Appeal of R.A. from action of the Board of Education of the Bay Shore Union Free School District regarding student discipline.

Decision No. 16,131

(August 13, 2010)

Paul L. Dashefsky, Esq., attorney for petitioner

Ingerman Smith, L.L.P., attorneys for respondent, Michael G. McAlvin, Esq., of counsel

STEINER, Commissioner.--On or about December 7, 2007, petitioner commenced an appeal pursuant to Education Law §310 (“§310 appeal”) challenging the determination of the Board of Education of the Bay Shore Union Free School District (“respondent”) to suspend him from school until November 28, 2008.[1]  On June 19, 2008, the Commissioner sustained petitioner’s appeal in part (Appeal of R.A., 47 Ed Dept Rep 504, Decision No. 15,767 [“R.A. I”]).[2]

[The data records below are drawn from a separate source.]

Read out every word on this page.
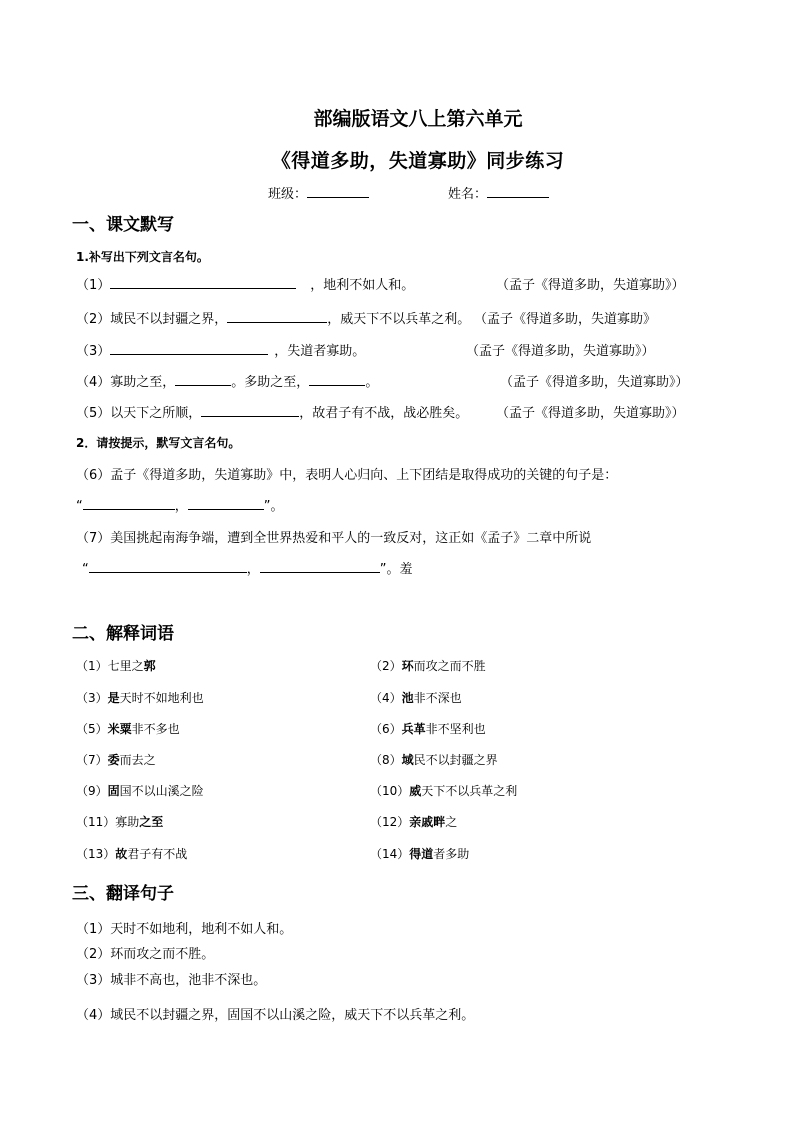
部编版语文八上第六单元
《得道多助，失道寡助》同步练习
班级：	姓名：
一、课文默写
1.补写出下列文言名句。
（1）	，地利不如人和。	（孟子《得道多助，失道寡助》）
（2）域民不以封疆之界，	，威天下不以兵革之利。 （孟子《得道多助，失道寡助》
（3）	，失道者寡助。	（孟子《得道多助，失道寡助》）
（4）寡助之至，	。多助之至，	。	（孟子《得道多助，失道寡助》）
（5）以天下之所顺，	，故君子有不战，战必胜矣。 （孟子《得道多助，失道寡助》）
2．请按提示，默写文言名句。
（6）孟子《得道多助，失道寡助》中，表明人心归向、上下团结是取得成功的关键的句子是：
“	，	”。
（7）美国挑起南海争端，遭到全世界热爱和平人的一致反对，这正如《孟子》二章中所说
“	，	”。羞
二、解释词语
（1）七里之郭	（2）环而攻之而不胜
（3）是天时不如地利也	（4）池非不深也
（5）米粟非不多也	（6）兵革非不坚利也
（7）委而去之	（8）域民不以封疆之界
（9）固国不以山溪之险	（10）威天下不以兵革之利
（11）寡助之至	（12）亲戚畔之
（13）故君子有不战	（14）得道者多助
三、翻译句子
（1）天时不如地利，地利不如人和。
（2）环而攻之而不胜。
（3）城非不高也，池非不深也。
（4）域民不以封疆之界，固国不以山溪之险，威天下不以兵革之利。
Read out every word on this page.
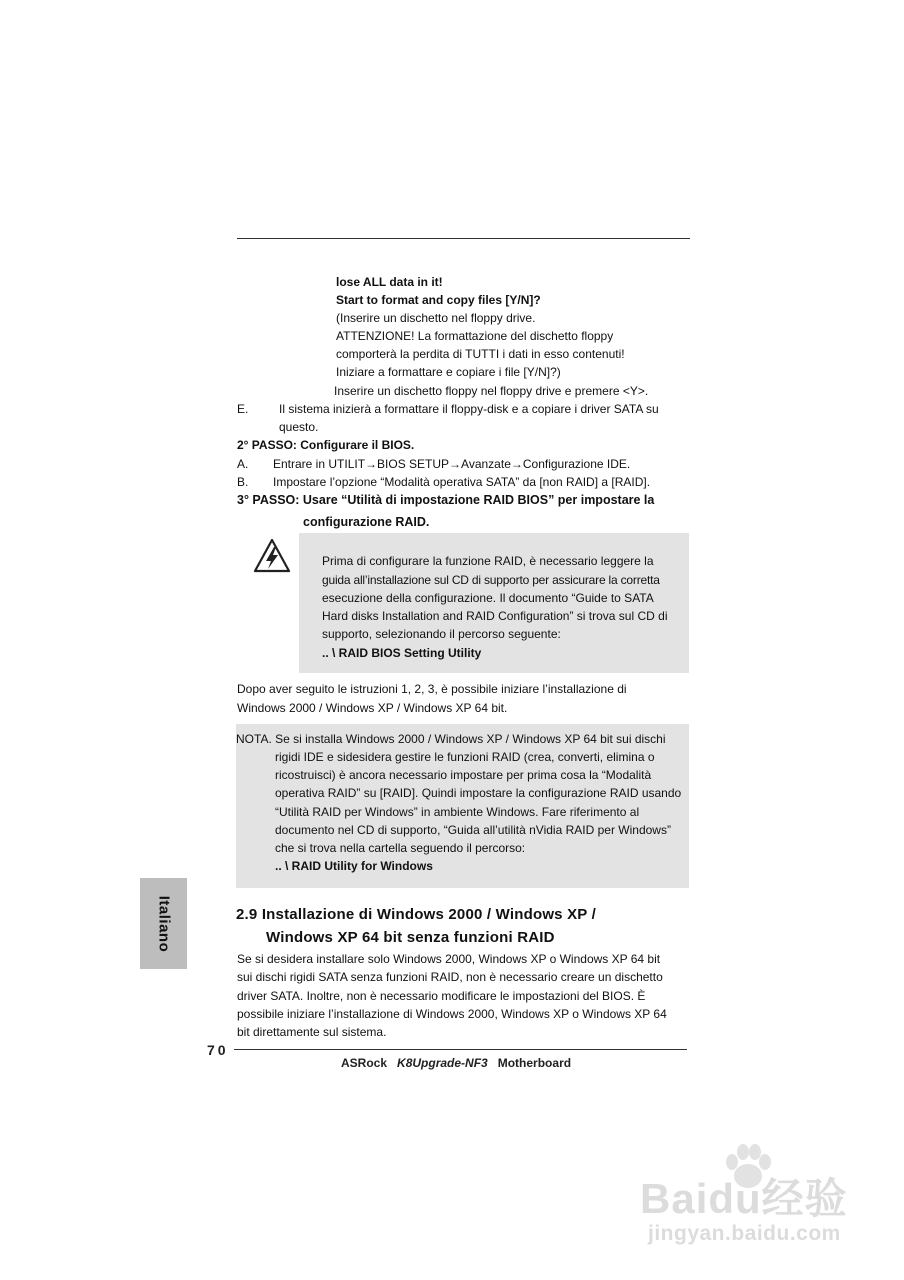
lose ALL data in it!
Start to format and copy files [Y/N]?
(Inserire un dischetto nel floppy drive.
ATTENZIONE! La formattazione del dischetto floppy
comporterà la perdita di TUTTI i dati in esso contenuti!
Iniziare a formattare e copiare i file [Y/N]?)
Inserire un dischetto floppy nel floppy drive e premere <Y>.
E.	Il sistema inizierà a formattare il floppy-disk e a copiare i driver SATA su
questo.
2° PASSO: Configurare il BIOS.
A. Entrare in UTILIT→BIOS SETUP→Avanzate→Configurazione IDE.
B. Impostare l’opzione “Modalità operativa SATA” da [non RAID] a [RAID].
3° PASSO: Usare “Utilità di impostazione RAID BIOS” per impostare la
configurazione RAID.
Prima di configurare la funzione RAID, è necessario leggere la
guida all’installazione sul CD di supporto per assicurare la corretta
esecuzione della configurazione. Il documento “Guide to SATA
Hard disks Installation and RAID Configuration” si trova sul CD di
supporto, selezionando il percorso seguente:
.. \ RAID BIOS Setting Utility
Dopo aver seguito le istruzioni 1, 2, 3, è possibile iniziare l’installazione di
Windows 2000 / Windows XP / Windows XP 64 bit.
NOTA. Se si installa Windows 2000 / Windows XP / Windows XP 64 bit sui dischi
rigidi IDE e sidesidera gestire le funzioni RAID (crea, converti, elimina o
ricostruisci) è ancora necessario impostare per prima cosa la “Modalità
operativa RAID” su [RAID]. Quindi impostare la configurazione RAID usando
“Utilità RAID per Windows” in ambiente Windows. Fare riferimento al
documento nel CD di supporto, “Guida all’utilità nVidia RAID per Windows”
che si trova nella cartella seguendo il percorso:
.. \ RAID Utility for Windows
Italiano	2.9 Installazione di Windows 2000 / Windows XP /
Windows XP 64 bit senza funzioni RAID
Se si desidera installare solo Windows 2000, Windows XP o Windows XP 64 bit
sui dischi rigidi SATA senza funzioni RAID, non è necessario creare un dischetto
driver SATA. Inoltre, non è necessario modificare le impostazioni del BIOS. È
possibile iniziare l’installazione di Windows 2000, Windows XP o Windows XP 64
bit direttamente sul sistema.
70
ASRock K8Upgrade-NF3 Motherboard
Baidu经验
jingyan.baidu.com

Pursuant to Article 78 of the Civil Practice Law and Rules, respondent appealed this ruling to Supreme Court, Albany County.  In a decision dated January 9, 2009, the court reinstated the determination of the superintendent which upheld the disciplinary charges and remanded the matter to the Commissioner to review the penalty imposed.  By decision dated June 26, 2009, the Commissioner determined that the seven-month suspension served by petitioner was sufficient to impress upon him the seriousness of his conduct and that any further suspension of petitioner was unwarranted (Appeal of R.A., 48 Ed Dept Rep 520, Decision No. 15,935 [“R.A. II”]).[3]

On June 26, 2009, the court granted petitioner’s motion for reconsideration with respect to the scope of the court’s January 9, 2009 remand order, noting that a remand “should include all issues which were revived by the vacatur of the Commissioner’s [June 19, 2008] determination” and remanding the matter to the Commissioner for further proceedings consistent with its judgment.[4]  Accordingly, I will address the remaining claims raised by petitioner in R.A. I as directed by the court.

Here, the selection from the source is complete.